CARSON CITY, Nev. -- The $13.3 billion Public Employees Retirement System of Nevada is under pressure to invest its venture capital allocation locally, at a time when three venture capital firms are moving into the state.
Lt. Gov. Lorraine Hunt testified about the problem before a state legislative subcommittee on June 30, arguing that whenever possible, the state should invest state workers' money in Nevada businesses. But she also stressed that no investment would be made unless the Nevada businesses met stringent requirements, said her spokeswoman, Kris Absher.
"The next legislative session doesn't begin until January 2001. But meanwhile a subcommittee, set up in 1999, is looking into ways to promote economic diversification. Sparking venture capital in Nevada is one of the subjects under discussion," said Ms. Absher. Pathway Capital Management LLC, Irvine, Calif., has run the pension fund's $244 million alternatives program for 17 years, making direct investments.
Meanwhile, Las Vegas is seeing a small influx of venture capital firms and a boom in the number of technology companies. Vestar Capital Partners LP, New York, opened an office there recently; Las Vegas Angels LLC was just set up; and Playgroup Ventures LLC is moving there from New York this month.
And 80 technology companies have moved in, many of those since October, creating their own "Silicon Oasis."
Robb Smith, managing principal of Millennium 3 Venture Group LLC, Reno, Nev., is behind the Nevada Economic Development Commission's push to encourage the pension fund to invest locally. He was scheduled to meet with Pathway executives the week of July 31.
"The pension fund has never invested in Nevada companies," said Economic Development Commission director Bob Shriver. "We're not asking for special treatment, we're just saying it would be nice if they invested in some venture funds in Nevada now that there are some viable products. Until recently, we didn't have any venture cap funds."
Somer Hollingsworth, president and chief executive officer of the Nevada Development Authority, said pension system officials told him they would consider giving money to a qualified venture capital fund if it met necessary requirements.

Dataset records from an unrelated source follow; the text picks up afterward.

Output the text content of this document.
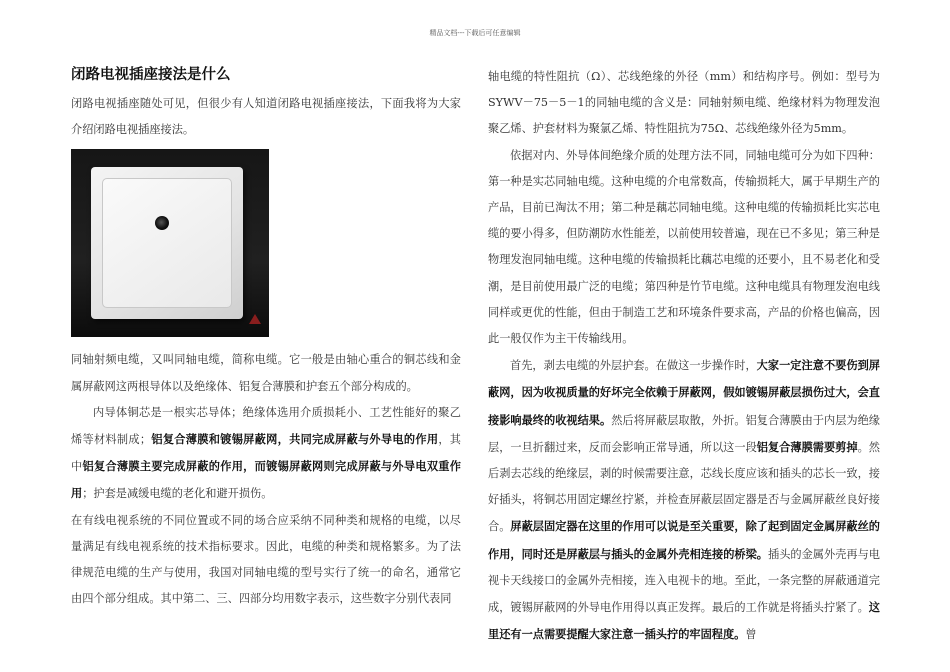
精品文档---下载后可任意编辑
闭路电视插座接法是什么

闭路电视插座随处可见，但很少有人知道闭路电视插座接法，下面我将为大家介绍闭路电视插座接法。

同轴射频电缆，又叫同轴电缆，简称电缆。它一般是由轴心重合的铜芯线和金属屏蔽网这两根导体以及绝缘体、铝复合薄膜和护套五个部分构成的。

内导体铜芯是一根实芯导体；绝缘体选用介质损耗小、工艺性能好的聚乙烯等材料制成；铝复合薄膜和镀锡屏蔽网，共同完成屏蔽与外导电的作用，其中铝复合薄膜主要完成屏蔽的作用，而镀锡屏蔽网则完成屏蔽与外导电双重作用；护套是减缓电缆的老化和避开损伤。

在有线电视系统的不同位置或不同的场合应采纳不同种类和规格的电缆，以尽量满足有线电视系统的技术指标要求。因此，电缆的种类和规格繁多。为了法律规范电缆的生产与使用，我国对同轴电缆的型号实行了统一的命名，通常它由四个部分组成。其中第二、三、四部分均用数字表示，这些数字分别代表同

轴电缆的特性阻抗（Ω）、芯线绝缘的外径（mm）和结构序号。例如：型号为SYWV－75－5－1的同轴电缆的含义是：同轴射频电缆、绝缘材料为物理发泡聚乙烯、护套材料为聚氯乙烯、特性阻抗为75Ω、芯线绝缘外径为5mm。

依据对内、外导体间绝缘介质的处理方法不同，同轴电缆可分为如下四种：第一种是实芯同轴电缆。这种电缆的介电常数高，传输损耗大，属于早期生产的产品，目前已淘汰不用；第二种是藕芯同轴电缆。这种电缆的传输损耗比实芯电缆的要小得多，但防潮防水性能差，以前使用较普遍，现在已不多见；第三种是物理发泡同轴电缆。这种电缆的传输损耗比藕芯电缆的还要小，且不易老化和受潮，是目前使用最广泛的电缆；第四种是竹节电缆。这种电缆具有物理发泡电线同样或更优的性能，但由于制造工艺和环境条件要求高，产品的价格也偏高，因此一般仅作为主干传输线用。

首先，剥去电缆的外层护套。在做这一步操作时，大家一定注意不要伤到屏蔽网，因为收视质量的好坏完全依赖于屏蔽网，假如镀锡屏蔽层损伤过大，会直接影响最终的收视结果。然后将屏蔽层取散，外折。铝复合薄膜由于内层为绝缘层，一旦折翻过来，反而会影响正常导通，所以这一段铝复合薄膜需要剪掉。然后剥去芯线的绝缘层，剥的时候需要注意，芯线长度应该和插头的芯长一致，接好插头，将铜芯用固定螺丝拧紧，并检查屏蔽层固定器是否与金属屏蔽丝良好接合。屏蔽层固定器在这里的作用可以说是至关重要，除了起到固定金属屏蔽丝的作用，同时还是屏蔽层与插头的金属外壳相连接的桥梁。插头的金属外壳再与电视卡天线接口的金属外壳相接，连入电视卡的地。至此，一条完整的屏蔽通道完成，镀锡屏蔽网的外导电作用得以真正发挥。最后的工作就是将插头拧紧了。这里还有一点需要提醒大家注意一插头拧的牢固程度。曾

Laura B. Wallace, investment officer at the state employees' fund, Carson City, said in-state investment is "a matter of what the opportunities are here."
"We have had a number of discussions with the commission about this and the dialogue has been productive. But it's up to Pathway to make the investment decisions," she said.
Jim Reinhardt, managing director at Pathway, said: "We have no special geographic criteria. We'll invest in any fund in any location as long as they meet our criteria and can make money for us." He would not detail the criteria.
Nevada venture capital managers that approached Pathway in the past did not meet its criteria, he said.
Mr. Smith, who raised $30 million in his first fund and is targeting $40 million for a second fund, focuses on early-and late-stage venture cap companies in business services and fiber optics. He hopes his new fund will attract institutional capital.
"The investment valuations are very attractive here and quite low, compared to the feeding frenzy going on in the (Silicon) Valley," he said. "We have an exclusive deal flow here that is not available in other areas."